The policy aims to provide an acquiring organization with a limited measure of protection against enforcement actions when they discover misconduct prior to the merger. This is according to a recently published article by Alston & Bird from their White Collar, Government & Internal Investigations and Mergers & Acquisitions Teams.
Yet, this policy is not an all-encompassing blanket of protection. Acquiring firms still need to demonstrate adherence to specific requirements to be considered eligible for safe harbor status. They must report the misconduct to the DOJ promptly, cooperate fully during the investigation, and rectify the issue at hand. The level of protection granted is further influenced by the acquiring company’s own culpability, or lack thereof, in the misconduct.

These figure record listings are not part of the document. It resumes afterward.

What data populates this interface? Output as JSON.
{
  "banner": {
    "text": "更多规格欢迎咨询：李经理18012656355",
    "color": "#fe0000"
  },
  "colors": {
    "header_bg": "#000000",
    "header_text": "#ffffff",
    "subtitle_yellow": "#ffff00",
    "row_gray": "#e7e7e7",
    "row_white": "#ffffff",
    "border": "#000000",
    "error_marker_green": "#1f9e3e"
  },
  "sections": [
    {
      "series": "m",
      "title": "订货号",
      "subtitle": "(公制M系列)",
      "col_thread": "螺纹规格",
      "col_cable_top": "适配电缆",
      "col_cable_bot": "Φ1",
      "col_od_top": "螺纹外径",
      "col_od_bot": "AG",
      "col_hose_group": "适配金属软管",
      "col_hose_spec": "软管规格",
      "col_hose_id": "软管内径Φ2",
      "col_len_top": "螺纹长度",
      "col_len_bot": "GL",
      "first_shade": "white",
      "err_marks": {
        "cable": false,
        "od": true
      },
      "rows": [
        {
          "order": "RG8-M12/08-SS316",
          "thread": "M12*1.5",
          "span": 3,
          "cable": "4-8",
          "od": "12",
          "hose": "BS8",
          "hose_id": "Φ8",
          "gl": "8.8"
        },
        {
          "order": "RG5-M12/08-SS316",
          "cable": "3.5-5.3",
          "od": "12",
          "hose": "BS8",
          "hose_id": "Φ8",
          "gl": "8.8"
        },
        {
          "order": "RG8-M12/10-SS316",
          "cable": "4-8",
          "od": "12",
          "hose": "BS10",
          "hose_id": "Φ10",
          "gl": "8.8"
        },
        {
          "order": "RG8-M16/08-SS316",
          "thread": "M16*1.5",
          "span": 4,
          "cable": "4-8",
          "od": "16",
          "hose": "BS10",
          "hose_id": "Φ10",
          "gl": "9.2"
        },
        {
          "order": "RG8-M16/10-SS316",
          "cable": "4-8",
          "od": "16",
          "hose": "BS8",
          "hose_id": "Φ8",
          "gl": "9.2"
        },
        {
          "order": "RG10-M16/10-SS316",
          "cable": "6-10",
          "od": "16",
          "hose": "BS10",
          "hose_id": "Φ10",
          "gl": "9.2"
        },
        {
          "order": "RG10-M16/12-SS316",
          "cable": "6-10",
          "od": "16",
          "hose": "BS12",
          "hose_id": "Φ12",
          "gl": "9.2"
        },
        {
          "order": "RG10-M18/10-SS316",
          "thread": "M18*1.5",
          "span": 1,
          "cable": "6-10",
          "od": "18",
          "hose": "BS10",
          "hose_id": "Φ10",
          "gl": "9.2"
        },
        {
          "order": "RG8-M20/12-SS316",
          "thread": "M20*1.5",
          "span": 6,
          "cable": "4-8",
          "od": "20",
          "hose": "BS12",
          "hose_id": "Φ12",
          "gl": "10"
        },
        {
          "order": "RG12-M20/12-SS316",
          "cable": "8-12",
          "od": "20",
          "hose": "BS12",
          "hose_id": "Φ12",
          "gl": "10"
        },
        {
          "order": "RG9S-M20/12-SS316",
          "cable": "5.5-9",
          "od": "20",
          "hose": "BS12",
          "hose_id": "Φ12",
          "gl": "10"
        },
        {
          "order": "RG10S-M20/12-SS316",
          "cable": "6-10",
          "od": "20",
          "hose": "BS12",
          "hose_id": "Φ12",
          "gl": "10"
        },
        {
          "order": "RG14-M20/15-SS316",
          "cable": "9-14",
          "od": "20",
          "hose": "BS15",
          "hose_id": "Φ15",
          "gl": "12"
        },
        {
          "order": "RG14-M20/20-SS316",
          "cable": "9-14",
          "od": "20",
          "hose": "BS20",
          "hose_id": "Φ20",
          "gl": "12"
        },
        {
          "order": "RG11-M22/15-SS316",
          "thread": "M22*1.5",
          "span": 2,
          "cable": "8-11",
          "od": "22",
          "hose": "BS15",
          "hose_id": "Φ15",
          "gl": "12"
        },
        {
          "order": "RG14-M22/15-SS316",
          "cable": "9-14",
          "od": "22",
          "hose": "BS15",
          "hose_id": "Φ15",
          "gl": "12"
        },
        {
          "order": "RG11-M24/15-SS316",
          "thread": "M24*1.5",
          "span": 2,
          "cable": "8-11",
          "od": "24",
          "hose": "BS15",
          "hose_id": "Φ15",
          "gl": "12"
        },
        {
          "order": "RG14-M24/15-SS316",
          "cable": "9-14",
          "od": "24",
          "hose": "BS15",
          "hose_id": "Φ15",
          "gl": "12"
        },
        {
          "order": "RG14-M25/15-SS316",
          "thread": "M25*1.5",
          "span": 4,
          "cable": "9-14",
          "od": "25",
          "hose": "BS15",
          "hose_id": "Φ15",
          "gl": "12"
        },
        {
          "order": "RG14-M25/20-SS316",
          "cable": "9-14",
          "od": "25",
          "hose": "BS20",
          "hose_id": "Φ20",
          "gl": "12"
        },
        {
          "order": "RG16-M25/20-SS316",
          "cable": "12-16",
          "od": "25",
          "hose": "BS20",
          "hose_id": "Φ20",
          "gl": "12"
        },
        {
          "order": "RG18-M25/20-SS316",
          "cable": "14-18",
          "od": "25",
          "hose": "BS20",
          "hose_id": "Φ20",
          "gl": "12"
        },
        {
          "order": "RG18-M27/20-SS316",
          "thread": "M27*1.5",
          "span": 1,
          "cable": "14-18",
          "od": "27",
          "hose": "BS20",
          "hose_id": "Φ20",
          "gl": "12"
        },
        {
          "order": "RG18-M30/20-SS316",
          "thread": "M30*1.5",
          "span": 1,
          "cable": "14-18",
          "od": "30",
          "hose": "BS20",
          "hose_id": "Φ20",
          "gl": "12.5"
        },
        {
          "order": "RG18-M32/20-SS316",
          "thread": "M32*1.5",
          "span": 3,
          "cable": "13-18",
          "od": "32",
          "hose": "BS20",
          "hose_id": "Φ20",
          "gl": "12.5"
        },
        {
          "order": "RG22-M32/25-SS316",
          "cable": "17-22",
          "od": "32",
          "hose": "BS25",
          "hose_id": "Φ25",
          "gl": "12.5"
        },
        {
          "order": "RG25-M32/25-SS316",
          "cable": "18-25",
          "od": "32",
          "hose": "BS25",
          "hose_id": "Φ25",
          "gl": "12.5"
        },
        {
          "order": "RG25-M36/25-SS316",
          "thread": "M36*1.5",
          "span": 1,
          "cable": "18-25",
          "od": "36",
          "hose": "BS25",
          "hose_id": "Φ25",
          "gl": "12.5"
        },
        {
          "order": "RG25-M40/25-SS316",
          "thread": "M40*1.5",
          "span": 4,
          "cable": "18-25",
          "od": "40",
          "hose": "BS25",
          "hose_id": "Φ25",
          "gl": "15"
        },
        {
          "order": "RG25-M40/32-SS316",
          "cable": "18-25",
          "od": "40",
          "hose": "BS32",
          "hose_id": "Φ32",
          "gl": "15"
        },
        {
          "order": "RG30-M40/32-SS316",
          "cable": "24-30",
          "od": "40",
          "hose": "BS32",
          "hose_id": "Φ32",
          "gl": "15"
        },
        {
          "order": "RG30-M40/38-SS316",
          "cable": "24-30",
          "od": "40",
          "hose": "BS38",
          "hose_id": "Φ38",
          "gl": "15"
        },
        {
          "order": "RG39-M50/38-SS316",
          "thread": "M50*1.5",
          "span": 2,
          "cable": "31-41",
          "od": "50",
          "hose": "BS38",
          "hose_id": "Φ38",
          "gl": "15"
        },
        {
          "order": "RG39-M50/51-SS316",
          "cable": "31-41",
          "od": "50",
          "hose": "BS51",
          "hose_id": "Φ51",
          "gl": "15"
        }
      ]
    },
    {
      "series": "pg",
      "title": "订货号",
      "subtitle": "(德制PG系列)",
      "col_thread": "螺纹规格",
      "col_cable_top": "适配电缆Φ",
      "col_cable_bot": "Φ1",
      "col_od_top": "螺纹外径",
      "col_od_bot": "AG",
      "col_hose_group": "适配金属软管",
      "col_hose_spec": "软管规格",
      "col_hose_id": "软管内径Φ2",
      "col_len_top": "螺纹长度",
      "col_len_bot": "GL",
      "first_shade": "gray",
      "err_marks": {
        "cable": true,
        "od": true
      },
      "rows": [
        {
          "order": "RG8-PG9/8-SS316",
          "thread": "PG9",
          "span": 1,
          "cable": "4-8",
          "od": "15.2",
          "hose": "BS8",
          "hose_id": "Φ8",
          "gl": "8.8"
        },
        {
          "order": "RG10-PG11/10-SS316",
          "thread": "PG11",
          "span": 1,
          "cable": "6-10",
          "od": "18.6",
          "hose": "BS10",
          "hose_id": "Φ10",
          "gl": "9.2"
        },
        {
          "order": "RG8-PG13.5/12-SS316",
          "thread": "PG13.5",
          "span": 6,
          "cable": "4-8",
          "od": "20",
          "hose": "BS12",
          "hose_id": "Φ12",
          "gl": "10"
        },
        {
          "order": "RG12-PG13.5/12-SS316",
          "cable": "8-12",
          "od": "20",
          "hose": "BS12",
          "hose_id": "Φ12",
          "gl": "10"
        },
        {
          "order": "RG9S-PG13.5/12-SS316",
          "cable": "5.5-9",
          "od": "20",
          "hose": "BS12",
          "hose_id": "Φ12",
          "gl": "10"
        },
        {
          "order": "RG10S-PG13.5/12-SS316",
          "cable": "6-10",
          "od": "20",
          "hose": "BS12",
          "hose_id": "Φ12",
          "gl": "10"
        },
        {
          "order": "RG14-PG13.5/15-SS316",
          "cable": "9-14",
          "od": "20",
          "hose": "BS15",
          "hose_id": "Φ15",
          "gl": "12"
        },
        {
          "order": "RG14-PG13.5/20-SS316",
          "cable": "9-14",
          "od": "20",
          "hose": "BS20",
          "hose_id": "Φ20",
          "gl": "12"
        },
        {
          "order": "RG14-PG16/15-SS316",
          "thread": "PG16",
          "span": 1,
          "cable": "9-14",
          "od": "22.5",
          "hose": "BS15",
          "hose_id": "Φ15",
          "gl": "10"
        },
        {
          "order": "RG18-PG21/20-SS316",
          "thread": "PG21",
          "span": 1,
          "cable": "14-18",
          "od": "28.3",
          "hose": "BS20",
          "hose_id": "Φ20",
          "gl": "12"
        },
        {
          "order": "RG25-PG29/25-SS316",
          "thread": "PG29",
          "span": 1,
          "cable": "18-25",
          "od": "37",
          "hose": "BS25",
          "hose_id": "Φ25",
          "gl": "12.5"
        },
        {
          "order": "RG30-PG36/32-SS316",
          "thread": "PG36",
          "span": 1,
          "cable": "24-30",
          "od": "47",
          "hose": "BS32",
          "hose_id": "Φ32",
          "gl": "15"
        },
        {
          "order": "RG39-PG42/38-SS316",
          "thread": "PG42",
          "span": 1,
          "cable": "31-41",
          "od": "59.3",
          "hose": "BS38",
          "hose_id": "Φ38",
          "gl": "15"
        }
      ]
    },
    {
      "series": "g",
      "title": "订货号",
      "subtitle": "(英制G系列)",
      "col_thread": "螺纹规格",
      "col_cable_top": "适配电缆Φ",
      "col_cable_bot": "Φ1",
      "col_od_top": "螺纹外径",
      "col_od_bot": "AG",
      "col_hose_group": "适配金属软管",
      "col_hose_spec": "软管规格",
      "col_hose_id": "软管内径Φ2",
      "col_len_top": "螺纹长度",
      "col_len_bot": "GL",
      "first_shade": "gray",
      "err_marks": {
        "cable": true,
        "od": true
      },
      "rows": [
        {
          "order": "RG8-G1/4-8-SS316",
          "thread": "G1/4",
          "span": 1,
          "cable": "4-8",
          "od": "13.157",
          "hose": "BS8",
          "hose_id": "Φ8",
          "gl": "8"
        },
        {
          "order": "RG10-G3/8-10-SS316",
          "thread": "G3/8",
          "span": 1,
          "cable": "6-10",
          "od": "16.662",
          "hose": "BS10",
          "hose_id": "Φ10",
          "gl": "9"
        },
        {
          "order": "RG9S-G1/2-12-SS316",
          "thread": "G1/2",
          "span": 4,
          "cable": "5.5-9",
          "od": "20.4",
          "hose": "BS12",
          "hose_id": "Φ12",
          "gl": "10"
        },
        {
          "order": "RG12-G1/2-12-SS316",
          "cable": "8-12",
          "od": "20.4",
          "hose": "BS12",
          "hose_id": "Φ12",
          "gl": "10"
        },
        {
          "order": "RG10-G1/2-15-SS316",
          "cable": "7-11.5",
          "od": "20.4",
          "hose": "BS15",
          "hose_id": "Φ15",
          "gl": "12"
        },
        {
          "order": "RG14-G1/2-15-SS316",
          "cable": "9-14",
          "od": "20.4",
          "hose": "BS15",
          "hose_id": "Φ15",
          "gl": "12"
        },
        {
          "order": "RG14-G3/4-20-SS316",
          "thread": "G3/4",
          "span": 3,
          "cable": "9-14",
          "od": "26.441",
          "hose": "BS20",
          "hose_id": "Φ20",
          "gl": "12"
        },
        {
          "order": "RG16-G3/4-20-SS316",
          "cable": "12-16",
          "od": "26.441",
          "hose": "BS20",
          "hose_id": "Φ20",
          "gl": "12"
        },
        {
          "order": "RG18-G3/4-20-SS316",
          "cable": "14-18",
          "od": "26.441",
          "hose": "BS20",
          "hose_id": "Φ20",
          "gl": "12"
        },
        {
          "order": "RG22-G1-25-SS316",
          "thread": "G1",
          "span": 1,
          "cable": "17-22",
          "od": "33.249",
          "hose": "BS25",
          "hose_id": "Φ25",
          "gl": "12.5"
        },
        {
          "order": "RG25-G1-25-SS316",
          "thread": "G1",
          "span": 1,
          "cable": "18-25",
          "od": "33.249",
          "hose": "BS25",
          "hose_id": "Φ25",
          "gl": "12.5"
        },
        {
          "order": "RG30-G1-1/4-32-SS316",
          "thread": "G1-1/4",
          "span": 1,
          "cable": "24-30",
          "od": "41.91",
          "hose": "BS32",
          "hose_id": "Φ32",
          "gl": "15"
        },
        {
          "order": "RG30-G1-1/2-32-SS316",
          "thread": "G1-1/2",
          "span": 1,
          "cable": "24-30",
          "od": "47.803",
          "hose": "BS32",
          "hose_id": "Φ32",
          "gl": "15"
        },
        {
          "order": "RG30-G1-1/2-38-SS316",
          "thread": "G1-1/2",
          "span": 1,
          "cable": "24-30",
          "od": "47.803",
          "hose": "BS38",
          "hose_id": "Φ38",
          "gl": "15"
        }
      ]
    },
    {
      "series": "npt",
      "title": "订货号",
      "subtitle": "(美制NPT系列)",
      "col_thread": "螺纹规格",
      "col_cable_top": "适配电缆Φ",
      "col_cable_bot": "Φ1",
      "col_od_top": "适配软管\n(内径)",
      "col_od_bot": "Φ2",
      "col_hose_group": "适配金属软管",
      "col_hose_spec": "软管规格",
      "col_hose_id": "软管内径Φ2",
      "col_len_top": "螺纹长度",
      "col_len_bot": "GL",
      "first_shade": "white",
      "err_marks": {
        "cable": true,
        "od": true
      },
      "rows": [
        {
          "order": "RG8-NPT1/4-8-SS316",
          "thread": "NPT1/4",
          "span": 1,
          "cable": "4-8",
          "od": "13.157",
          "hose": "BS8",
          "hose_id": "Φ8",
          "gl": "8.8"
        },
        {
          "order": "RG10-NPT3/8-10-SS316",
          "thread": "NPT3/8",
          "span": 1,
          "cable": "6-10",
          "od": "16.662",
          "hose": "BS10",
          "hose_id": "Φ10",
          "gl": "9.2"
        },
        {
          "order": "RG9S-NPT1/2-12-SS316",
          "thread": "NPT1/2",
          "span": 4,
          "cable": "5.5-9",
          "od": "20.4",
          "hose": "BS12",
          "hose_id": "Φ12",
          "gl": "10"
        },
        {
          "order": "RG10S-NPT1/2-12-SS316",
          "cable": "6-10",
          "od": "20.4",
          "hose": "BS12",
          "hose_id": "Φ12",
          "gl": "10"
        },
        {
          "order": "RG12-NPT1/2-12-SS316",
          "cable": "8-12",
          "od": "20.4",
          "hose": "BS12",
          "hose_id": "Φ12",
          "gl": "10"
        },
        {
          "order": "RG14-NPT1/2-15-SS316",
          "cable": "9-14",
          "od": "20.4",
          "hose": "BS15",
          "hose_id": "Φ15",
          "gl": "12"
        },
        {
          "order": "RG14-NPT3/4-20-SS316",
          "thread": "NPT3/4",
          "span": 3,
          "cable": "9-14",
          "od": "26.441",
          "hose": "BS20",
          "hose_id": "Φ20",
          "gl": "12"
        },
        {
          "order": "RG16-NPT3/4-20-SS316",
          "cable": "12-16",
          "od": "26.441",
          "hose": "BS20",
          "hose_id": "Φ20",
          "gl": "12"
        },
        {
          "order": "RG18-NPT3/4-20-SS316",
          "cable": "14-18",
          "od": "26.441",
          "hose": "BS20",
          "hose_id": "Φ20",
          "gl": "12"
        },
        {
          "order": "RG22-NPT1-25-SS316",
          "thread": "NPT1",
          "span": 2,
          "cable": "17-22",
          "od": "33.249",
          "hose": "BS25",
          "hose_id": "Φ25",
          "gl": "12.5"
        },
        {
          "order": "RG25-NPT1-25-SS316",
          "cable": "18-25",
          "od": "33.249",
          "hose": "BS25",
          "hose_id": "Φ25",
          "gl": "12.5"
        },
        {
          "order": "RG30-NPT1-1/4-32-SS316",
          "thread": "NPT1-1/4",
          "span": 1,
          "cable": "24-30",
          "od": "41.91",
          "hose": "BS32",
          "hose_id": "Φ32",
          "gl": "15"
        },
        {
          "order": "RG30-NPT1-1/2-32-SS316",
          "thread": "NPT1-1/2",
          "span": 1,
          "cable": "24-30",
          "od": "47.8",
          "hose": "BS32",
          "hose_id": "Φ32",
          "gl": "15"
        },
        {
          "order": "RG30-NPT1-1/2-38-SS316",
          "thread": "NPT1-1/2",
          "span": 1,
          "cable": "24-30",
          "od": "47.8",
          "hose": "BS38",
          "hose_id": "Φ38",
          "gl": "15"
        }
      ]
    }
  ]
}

Although this move is a positive step for corporations and law firms involved in M&A, the responsibility to evaluate and mitigate risk lies heavily in the hands of both acquiring and targeted companies. Corporations need to make sure to conduct thorough due diligence, identify potential regulatory issues, and engage in remedial measures where needed. This newly established DOJ policy underlines the fundamental importance of corporate governance, self-policing, and proactive measures in shielding companies from potential legal pitfalls in the increasingly complex M&A landscape.